Wenn Politiker sich selbst kontrollieren sollen, ist es mit der Transparenz sehr schnell nicht weit her. Es ist ein Trauerspiel, dass wir immer noch kein Gesetz haben, dass Korruption wirkungsvoll bekämpft, Nebeneinkünfte werden noch immer nicht offen gelegt, Sponsoren werden nicht als Spender behandelt, der Bundestagspräsident (Parteimitglied) überwacht seine eigene Partei in Sachen Großspenden. Nicht wenigen Lokalzeitungen, die über Steinbrück-Vorträge bei den Stadtwerken Bochum hätten kritisch recherchieren könnten, haben SPD-Vertreter im Aufsichtsrat sitzen. Ich kann gar nicht in Worte fassen, wie absurd ich das finde.
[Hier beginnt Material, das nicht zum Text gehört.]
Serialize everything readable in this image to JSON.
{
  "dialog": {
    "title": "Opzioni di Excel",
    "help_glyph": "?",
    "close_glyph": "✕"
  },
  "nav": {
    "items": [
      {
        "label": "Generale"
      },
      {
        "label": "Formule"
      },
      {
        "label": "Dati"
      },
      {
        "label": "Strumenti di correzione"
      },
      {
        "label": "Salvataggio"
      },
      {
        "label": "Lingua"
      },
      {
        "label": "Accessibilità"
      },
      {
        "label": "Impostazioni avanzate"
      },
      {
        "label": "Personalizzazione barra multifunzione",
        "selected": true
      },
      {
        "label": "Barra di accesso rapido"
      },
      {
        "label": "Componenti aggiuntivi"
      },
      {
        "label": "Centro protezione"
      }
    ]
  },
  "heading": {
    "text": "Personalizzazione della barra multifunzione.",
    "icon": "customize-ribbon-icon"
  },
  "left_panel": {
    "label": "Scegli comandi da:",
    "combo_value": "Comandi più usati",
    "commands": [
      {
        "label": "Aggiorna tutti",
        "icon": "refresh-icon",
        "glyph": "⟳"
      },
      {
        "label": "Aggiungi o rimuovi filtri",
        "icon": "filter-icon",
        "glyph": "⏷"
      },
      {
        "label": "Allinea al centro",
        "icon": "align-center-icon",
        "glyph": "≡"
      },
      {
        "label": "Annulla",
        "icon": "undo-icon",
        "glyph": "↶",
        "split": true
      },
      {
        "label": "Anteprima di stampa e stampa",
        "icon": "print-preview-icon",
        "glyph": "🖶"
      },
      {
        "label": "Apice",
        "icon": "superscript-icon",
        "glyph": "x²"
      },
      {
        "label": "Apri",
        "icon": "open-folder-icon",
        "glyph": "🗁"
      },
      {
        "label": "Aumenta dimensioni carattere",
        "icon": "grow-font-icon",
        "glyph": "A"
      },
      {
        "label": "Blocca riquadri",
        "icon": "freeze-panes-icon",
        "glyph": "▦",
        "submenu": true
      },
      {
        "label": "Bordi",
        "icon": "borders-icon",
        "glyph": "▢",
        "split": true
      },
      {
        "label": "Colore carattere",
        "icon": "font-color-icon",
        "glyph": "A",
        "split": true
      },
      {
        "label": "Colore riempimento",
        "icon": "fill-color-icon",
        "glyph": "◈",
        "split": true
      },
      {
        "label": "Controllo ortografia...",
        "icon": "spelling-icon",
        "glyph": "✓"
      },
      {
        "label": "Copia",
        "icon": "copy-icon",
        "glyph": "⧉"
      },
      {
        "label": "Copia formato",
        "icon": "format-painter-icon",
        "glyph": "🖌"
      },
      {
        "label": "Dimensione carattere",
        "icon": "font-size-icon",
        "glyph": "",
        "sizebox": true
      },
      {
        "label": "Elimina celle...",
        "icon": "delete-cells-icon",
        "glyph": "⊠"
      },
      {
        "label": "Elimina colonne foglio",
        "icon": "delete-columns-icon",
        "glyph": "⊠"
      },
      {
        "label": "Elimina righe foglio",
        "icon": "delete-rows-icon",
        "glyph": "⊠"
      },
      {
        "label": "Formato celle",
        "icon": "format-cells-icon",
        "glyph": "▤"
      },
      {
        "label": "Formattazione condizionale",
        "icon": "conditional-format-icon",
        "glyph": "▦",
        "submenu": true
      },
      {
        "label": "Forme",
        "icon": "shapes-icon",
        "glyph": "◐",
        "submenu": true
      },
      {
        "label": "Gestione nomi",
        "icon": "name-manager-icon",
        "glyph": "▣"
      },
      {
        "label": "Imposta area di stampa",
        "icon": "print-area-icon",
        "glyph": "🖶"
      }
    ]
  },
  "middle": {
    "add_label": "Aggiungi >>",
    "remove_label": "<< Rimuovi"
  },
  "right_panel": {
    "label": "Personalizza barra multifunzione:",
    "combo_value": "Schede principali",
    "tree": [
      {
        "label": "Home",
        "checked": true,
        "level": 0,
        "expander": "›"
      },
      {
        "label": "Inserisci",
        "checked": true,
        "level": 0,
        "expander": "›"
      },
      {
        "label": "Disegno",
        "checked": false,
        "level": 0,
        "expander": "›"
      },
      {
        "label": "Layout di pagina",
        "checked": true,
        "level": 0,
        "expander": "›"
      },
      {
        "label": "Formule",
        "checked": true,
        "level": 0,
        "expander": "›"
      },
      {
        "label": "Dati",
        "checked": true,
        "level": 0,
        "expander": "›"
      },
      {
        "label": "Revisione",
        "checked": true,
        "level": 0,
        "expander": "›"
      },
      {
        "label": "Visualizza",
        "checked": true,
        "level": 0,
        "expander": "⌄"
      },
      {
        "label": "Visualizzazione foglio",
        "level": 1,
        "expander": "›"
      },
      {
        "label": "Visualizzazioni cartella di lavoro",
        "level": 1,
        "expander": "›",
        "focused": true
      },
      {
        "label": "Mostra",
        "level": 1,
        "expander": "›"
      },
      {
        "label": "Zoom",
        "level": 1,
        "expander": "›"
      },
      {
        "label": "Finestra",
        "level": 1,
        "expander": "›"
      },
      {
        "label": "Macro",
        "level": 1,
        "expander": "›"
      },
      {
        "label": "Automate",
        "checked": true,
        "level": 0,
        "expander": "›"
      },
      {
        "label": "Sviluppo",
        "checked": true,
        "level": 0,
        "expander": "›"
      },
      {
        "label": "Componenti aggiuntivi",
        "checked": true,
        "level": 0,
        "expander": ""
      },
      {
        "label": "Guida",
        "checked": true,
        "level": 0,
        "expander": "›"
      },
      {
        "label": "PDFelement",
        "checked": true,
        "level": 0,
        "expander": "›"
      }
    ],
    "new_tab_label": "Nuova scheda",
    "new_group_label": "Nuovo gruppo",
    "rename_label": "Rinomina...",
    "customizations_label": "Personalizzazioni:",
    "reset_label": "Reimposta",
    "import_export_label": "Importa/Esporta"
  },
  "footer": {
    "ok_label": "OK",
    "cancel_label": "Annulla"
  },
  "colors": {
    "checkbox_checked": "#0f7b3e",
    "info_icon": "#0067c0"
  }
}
Ein Armutszeugnis: Die Korruptionspolitik der Parteien ist ein hausgemachtes Problem. Da braucht man nur in die eigene Bilanz zu schauen.

(Ich bleibe lieber arm.)

Natürlich gibt es zahlreiche Umwege, wie Großspender ihre Zahlungen verschleiern können um nicht unter diese Regelung zu fallen. Ein Staffelung der Großspende in Einzelspenden ist eine der bekannten Strategien.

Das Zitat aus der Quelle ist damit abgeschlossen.